Individual‐level hatchling phenotypes. Hatchlings emerging from deep sub‐clutches are shown in blue and those from shallow sub‐clutches in orange. ‘*’ indicates a significance level of p < 0.05 and ‘***’ indicates a significance level of p < 0.001. (A) Hatchling straight carapace length (SCL, mm) is positively correlated with mass (g), but this allometric link is altered by the depth incubation treatment. (B) Relationship between the time taken to run 50 cm (log(seconds+1)) and the interaction between incubation temperature (°C) and the depth treatment, shown in residuals. The uncorrected version is provided in Figure S1D. (C) Time taken to self‐right (log(seconds+1)) is slower for hatchlings that emerged from sub‐clutches incubated in the shallow treatment. A version split by maternal ID (the random effect) is provided in Figure S1E.

FIGURE 3

DNA methylation patterns of 40 hatchlings sequenced via WGBS. All plots on the left‐hand side show global methylation (n = 2,733,573 CpG sites) results, and all plots on the right‐hand side show results for DMS (n = 287 CpG sites). (A) Proportions of CpG sites across four genomic feature types. Left: Global CpG sites on gene promoters (1.67%), exons (2.68%), introns (45.55%) and intergenic space (50.1%). Right: DMS, on gene promoters (1.05%), exons (1.74%), introns (123%) and intergenic regions (54.4%). CpG sites were similarly distributed across genomic features between global and DMS categories. (B) NMDS plots with hatchlings coloured by treatment (shallow in orange, deep in blue). Left: Global methylation. Right: DMS. Clear clustering by incubation treatment can be seen in the DMS but not in the global methylation plot. (C) Hierarchical clustering dendrograms, with colour bars underneath the dendrogram representing each hatchling's maternal ID (top bar) and depth treatment (bottom bar, with shallow in orange, deep in blue). Left: Global methylation.
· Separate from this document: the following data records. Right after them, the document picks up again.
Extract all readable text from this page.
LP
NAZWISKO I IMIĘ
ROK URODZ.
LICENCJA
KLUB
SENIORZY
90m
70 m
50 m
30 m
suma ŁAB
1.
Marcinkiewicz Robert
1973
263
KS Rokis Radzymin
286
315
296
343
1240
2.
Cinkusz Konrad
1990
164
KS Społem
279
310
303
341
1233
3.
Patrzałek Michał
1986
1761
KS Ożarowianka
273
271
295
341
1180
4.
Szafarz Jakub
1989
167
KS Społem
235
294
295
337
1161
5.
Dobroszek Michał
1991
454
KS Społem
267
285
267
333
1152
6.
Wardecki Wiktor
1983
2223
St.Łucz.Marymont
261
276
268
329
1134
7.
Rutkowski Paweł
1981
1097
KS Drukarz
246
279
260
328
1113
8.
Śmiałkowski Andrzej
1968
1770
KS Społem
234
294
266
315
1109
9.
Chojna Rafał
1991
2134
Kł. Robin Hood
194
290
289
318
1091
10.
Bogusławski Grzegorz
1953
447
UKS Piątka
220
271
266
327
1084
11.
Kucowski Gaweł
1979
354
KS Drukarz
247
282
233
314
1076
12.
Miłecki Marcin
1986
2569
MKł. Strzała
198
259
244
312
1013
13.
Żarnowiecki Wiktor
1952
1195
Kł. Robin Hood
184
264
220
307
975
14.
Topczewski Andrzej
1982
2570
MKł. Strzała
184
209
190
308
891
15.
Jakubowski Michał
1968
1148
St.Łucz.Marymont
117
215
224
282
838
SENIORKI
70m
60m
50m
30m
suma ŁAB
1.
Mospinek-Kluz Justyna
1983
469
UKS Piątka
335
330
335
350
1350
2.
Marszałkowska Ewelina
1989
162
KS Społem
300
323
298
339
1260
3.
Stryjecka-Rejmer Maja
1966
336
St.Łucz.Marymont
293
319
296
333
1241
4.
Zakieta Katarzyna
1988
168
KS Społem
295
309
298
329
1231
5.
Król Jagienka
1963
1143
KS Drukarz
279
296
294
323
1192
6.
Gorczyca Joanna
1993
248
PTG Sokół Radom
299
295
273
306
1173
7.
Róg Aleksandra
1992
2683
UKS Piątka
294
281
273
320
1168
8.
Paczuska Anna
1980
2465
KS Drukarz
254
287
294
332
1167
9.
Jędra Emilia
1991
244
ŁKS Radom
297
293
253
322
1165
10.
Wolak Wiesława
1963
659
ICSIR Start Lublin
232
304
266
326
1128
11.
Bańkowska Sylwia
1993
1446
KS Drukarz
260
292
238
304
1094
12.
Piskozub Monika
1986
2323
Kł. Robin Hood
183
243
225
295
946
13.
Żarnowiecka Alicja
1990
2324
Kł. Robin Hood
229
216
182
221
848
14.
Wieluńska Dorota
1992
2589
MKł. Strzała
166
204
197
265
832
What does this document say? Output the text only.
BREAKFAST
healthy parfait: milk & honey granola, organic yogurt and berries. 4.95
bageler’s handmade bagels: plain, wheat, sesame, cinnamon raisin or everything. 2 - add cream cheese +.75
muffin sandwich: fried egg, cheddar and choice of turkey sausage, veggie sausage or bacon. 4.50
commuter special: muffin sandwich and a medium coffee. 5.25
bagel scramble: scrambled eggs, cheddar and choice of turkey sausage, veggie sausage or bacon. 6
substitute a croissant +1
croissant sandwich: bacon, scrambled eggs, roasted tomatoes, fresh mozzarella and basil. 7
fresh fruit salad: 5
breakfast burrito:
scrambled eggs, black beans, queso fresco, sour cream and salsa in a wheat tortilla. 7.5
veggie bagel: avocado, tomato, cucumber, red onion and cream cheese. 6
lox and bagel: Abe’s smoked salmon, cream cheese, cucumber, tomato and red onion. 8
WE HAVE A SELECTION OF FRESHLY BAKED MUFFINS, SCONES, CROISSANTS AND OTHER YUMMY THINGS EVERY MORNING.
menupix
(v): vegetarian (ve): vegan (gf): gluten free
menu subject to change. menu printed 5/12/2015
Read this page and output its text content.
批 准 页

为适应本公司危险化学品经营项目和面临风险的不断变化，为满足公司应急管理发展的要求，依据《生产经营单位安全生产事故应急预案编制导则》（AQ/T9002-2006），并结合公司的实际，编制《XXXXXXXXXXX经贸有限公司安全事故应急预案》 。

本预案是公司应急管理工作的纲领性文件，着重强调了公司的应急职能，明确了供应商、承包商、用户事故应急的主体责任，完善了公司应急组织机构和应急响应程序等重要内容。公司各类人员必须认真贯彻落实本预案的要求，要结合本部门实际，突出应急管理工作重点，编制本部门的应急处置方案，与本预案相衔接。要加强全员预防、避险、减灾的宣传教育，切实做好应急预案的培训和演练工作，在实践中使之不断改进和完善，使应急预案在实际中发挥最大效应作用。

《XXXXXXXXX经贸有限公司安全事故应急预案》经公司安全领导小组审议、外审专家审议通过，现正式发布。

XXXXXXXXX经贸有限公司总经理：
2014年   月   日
Right: DMS. Maternal ID best explains clustering in at the global methylation level, whereas DMS clustered clearly by depth treatment.

FIGURE 4

Methylation results in relation to DMS of interest. (A) Manhattan plot of the location of all DMS (n = 287, methylation difference > 10%, q‐value < 0.05) across the genome against methylation difference. A positive value indicates hypermethylation in deep‐incubated hatchlings, whereas a negative value indicates hypermethylation in shallow‐incubated hatchlings. Points are coloured by q‐value, and the 29 DMS of interest (methylation difference > 20%) are labelled. (B) Negative relationship between methylation (%) per hatchling at the DMS on the SEPHS1 gene with straight carapace length (SCL). (C) Interaction by treatment between methylation (%) per hatchling at the DMS on the RALYL gene against SCL. (D) Interaction by treatment at the DMS on the TMEM273 gene against mean run time (log(seconds+1)).

FIGURE 5

Functional enrichment of GO terms associated with genes with DMS in hatchlings from the incubation treatments. Sites with higher methylation values in hatchlings from the deep treatment are shown on the left, whereas sites with higher methylation values in hatchlings from the shallow treatment are shown on the right. The top panel shows GO terms related to molecular functions (MF), the middle panel shows GO terms related to biological processes (BP), and the bottom panel shows GO terms related to cellular functions (CF). Dot size represents the percentage of genes of a given term enriched in the dataset. The colour scale shows adjusted p‐values.